Three days after the central Italian earthquake which has so far claimed the lives of nearly 280 people, patience amongst some of the survivors is running thin.
Amatrice in Northern Lazio, the hardest hit town, where 207 people were killed, is surrounded by hills in which are nestled many tiny villages. While the numbers of dead in these villages are much smaller, the destruction is equally grave.
Saletta, just off the Salaria highway, is not so much a village as a line of houses. Fifteen people live there in the winter, rising to 45 in the summer. Twenty-two of those 45 died here on Wednesday.

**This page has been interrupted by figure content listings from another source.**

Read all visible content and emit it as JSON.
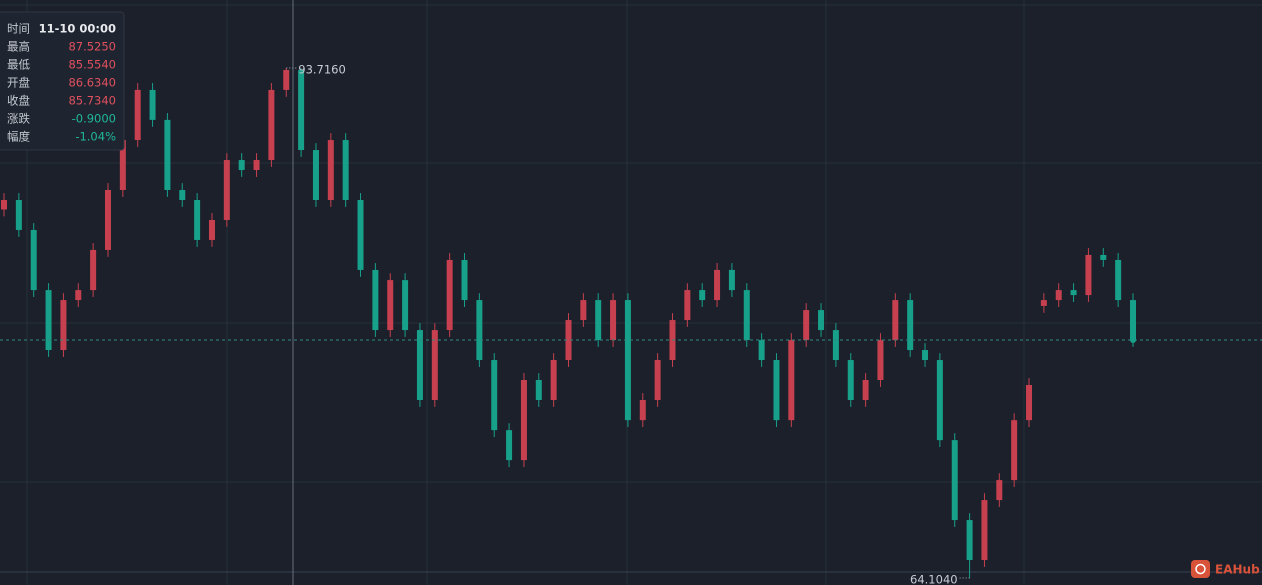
{
  "chart_data": {
    "type": "candlestick",
    "ylim": [
      63.7,
      97.66
    ],
    "up_color": "#c7404f",
    "down_color": "#17a08a",
    "open": [
      85.5,
      86.05,
      84.31,
      80.82,
      77.34,
      80.24,
      80.82,
      83.15,
      86.63,
      89.53,
      92.44,
      90.7,
      86.63,
      86.05,
      83.73,
      84.89,
      88.37,
      87.79,
      88.37,
      92.44,
      93.6,
      88.95,
      86.05,
      89.53,
      86.05,
      81.99,
      78.5,
      81.4,
      78.5,
      74.44,
      78.5,
      82.57,
      80.24,
      76.76,
      72.69,
      70.95,
      75.6,
      74.44,
      76.76,
      79.08,
      80.24,
      77.92,
      80.24,
      73.27,
      74.44,
      76.76,
      79.08,
      80.82,
      80.24,
      81.99,
      80.82,
      77.92,
      76.76,
      73.27,
      77.92,
      79.66,
      78.5,
      76.76,
      74.44,
      75.6,
      77.92,
      80.24,
      77.34,
      76.76,
      72.11,
      67.47,
      65.15,
      68.63,
      69.79,
      73.27,
      79.9,
      80.24,
      80.82,
      80.53,
      82.86,
      82.57,
      80.24
    ],
    "high": [
      86.45,
      86.45,
      84.71,
      81.22,
      80.64,
      81.22,
      83.55,
      87.03,
      89.93,
      92.84,
      92.84,
      91.1,
      87.03,
      86.45,
      85.29,
      88.77,
      88.77,
      88.77,
      92.84,
      93.716,
      93.7,
      89.35,
      89.93,
      89.93,
      86.45,
      82.39,
      81.8,
      81.8,
      78.9,
      78.9,
      82.97,
      82.97,
      80.64,
      77.16,
      73.09,
      76.0,
      76.0,
      77.16,
      79.48,
      80.64,
      80.64,
      80.64,
      80.64,
      74.84,
      77.16,
      79.48,
      81.22,
      81.22,
      82.39,
      82.39,
      81.22,
      78.32,
      77.16,
      78.32,
      80.06,
      80.06,
      78.9,
      77.16,
      76.0,
      78.32,
      80.64,
      80.64,
      77.74,
      77.16,
      72.51,
      67.87,
      69.03,
      70.19,
      73.67,
      75.71,
      80.64,
      81.22,
      81.22,
      83.26,
      83.26,
      82.97,
      80.64
    ],
    "low": [
      85.1,
      83.91,
      80.42,
      76.94,
      76.94,
      79.84,
      80.42,
      82.75,
      86.23,
      89.13,
      90.3,
      86.23,
      85.65,
      83.33,
      83.33,
      84.49,
      87.39,
      87.39,
      87.97,
      92.04,
      88.55,
      85.65,
      85.65,
      85.65,
      81.59,
      78.1,
      78.1,
      78.1,
      74.04,
      74.04,
      78.1,
      79.84,
      76.36,
      72.29,
      70.55,
      70.55,
      74.04,
      74.04,
      76.36,
      78.68,
      77.52,
      77.52,
      72.87,
      72.87,
      74.04,
      76.36,
      78.68,
      79.84,
      79.84,
      80.42,
      77.52,
      76.36,
      72.87,
      72.87,
      77.52,
      78.1,
      76.36,
      74.04,
      74.04,
      75.2,
      77.52,
      76.94,
      76.36,
      71.71,
      67.07,
      64.104,
      64.75,
      68.23,
      69.39,
      72.87,
      79.5,
      79.84,
      80.13,
      80.13,
      82.17,
      79.84,
      77.52
    ],
    "close": [
      86.05,
      84.31,
      80.82,
      77.34,
      80.24,
      80.82,
      83.15,
      86.63,
      89.53,
      92.44,
      90.7,
      86.63,
      86.05,
      83.73,
      84.89,
      88.37,
      87.79,
      88.37,
      92.44,
      93.6,
      88.95,
      86.05,
      89.53,
      86.05,
      81.99,
      78.5,
      81.4,
      78.5,
      74.44,
      78.5,
      82.57,
      80.24,
      76.76,
      72.69,
      70.95,
      75.6,
      74.44,
      76.76,
      79.08,
      80.24,
      77.92,
      80.24,
      73.27,
      74.44,
      76.76,
      79.08,
      80.82,
      80.24,
      81.99,
      80.82,
      77.92,
      76.76,
      73.27,
      77.92,
      79.66,
      78.5,
      76.76,
      74.44,
      75.6,
      77.92,
      80.24,
      77.34,
      76.76,
      72.11,
      67.47,
      65.15,
      68.63,
      69.79,
      73.27,
      75.31,
      80.24,
      80.82,
      80.53,
      82.86,
      82.57,
      80.24,
      77.92
    ],
    "annotations": [
      {
        "value": 93.716,
        "label": "93.7160",
        "of": "high"
      },
      {
        "value": 64.104,
        "label": "64.1040",
        "of": "low"
      }
    ],
    "tooltip": [
      [
        "时间",
        "11-10 00:00"
      ],
      [
        "最高",
        "87.5250"
      ],
      [
        "最低",
        "85.5540"
      ],
      [
        "开盘",
        "86.6340"
      ],
      [
        "收盘",
        "85.7340"
      ],
      [
        "涨跌",
        "-0.9000"
      ],
      [
        "幅度",
        "-1.04%"
      ]
    ],
    "watermark": "EAHub"
  }
}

A man sitting with his whole extended family around a long picnic table in a small field off the road runs at a reporter with a mobile phone who is about to photograph the scene. He is brandishing a large knife, threatening him. The phone is put away.

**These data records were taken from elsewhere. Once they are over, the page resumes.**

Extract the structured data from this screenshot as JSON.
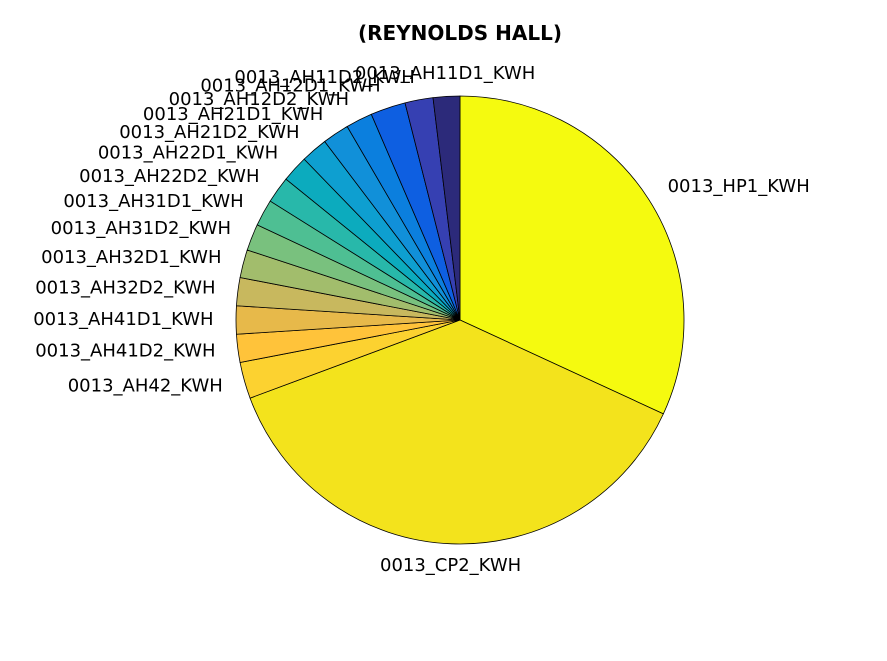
{
  "chart_data": {
    "type": "pie",
    "title": "(REYNOLDS HALL)",
    "start_angle_deg": 90,
    "direction": "clockwise",
    "slices": [
      {
        "label": "0013_HP1_KWH",
        "value": 31.5,
        "color": "#f5fa0f"
      },
      {
        "label": "0013_CP2_KWH",
        "value": 37.0,
        "color": "#f3e31c"
      },
      {
        "label": "0013_AH42_KWH",
        "value": 2.6,
        "color": "#fcd230"
      },
      {
        "label": "0013_AH41D2_KWH",
        "value": 2.0,
        "color": "#ffc33a"
      },
      {
        "label": "0013_AH41D1_KWH",
        "value": 2.0,
        "color": "#e7b94a"
      },
      {
        "label": "0013_AH32D2_KWH",
        "value": 2.0,
        "color": "#c8b85e"
      },
      {
        "label": "0013_AH32D1_KWH",
        "value": 2.0,
        "color": "#a2bd6c"
      },
      {
        "label": "0013_AH31D2_KWH",
        "value": 1.9,
        "color": "#79c17e"
      },
      {
        "label": "0013_AH31D1_KWH",
        "value": 1.9,
        "color": "#4ebf93"
      },
      {
        "label": "0013_AH22D2_KWH",
        "value": 1.9,
        "color": "#28b8aa"
      },
      {
        "label": "0013_AH22D1_KWH",
        "value": 1.9,
        "color": "#0cabbe"
      },
      {
        "label": "0013_AH21D2_KWH",
        "value": 1.9,
        "color": "#0e9fd0"
      },
      {
        "label": "0013_AH21D1_KWH",
        "value": 1.9,
        "color": "#1190d9"
      },
      {
        "label": "0013_AH12D2_KWH",
        "value": 1.9,
        "color": "#0b7fde"
      },
      {
        "label": "0013_AH12D1_KWH",
        "value": 2.5,
        "color": "#0e5fe1"
      },
      {
        "label": "0013_AH11D2_KWH",
        "value": 2.0,
        "color": "#3640b2"
      },
      {
        "label": "0013_AH11D1_KWH",
        "value": 1.9,
        "color": "#2c2a7a"
      }
    ]
  }
}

It is a surreal moment, but an understandable one. People are distraught. They are in the middle of a living nightmare.
Just up the road, outside the village, lies a house which looks like it is owned by an Italian Steptoe and Son. The garden in front is full of a huge variety of objects, including buckets, tins, broken TVs, garden seats, a bicycle and much else besides.
Civil Protection officials say the householder is refusing to leave his home, even though several of the houses on either side of him have collapsed.

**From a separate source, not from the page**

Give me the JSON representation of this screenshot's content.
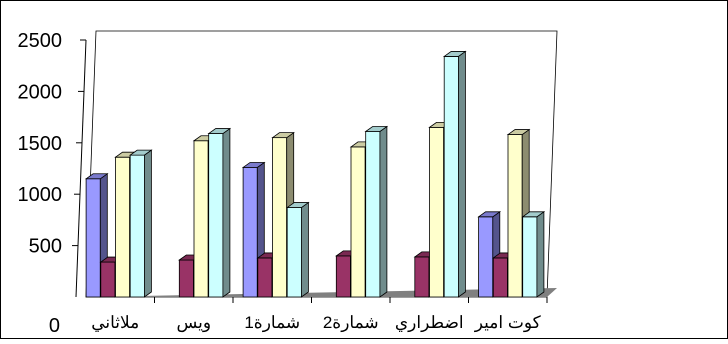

The initial rescue work, here as in so many other of the tiny hamlets, was done almost entirely by neighbours. When the first rescue workers arrived, they found people frantically working through the rubble with their bare hands.
A CNN TV crew, which had been blocked from travelling across to Amatrice, stopped instead at Saletta early on Wednesday morning. They witnessed the harrowing nightime scene of distraught neighbours, many of them still in their pyjamas, desperately trying to dig a man out the rubble that was once his house. They had identified where he was and were trying to dig him out, pulling bricks, chairs and wardrobes off him.
As the slow digging went on, neighbours continued to talk to the man, telling him to hold on, that they would get him out. However, they had no lifting equipment and before the rescue workers and diggers arrived, he had stopped replying. Just one of the 22 dead in the short row of houses.
There were so many dead that the man’s “orto”, his carefully-curated fruit and vegetable patch, was turned into an open air mortuary. Alongside the plants lie small piles of rubber medical gloves, still there from the traumatic night.
Just outside the orto, more rescue workers are gathered around a handsome white Maremano shepherd dog. He has a flea collar, looks well-fed and is clearly delighted with all the attention.
This is no stray dog. But nobody knows where he came from.
In all probability, his master died last Wednesday and the dog is just another of those left without a home.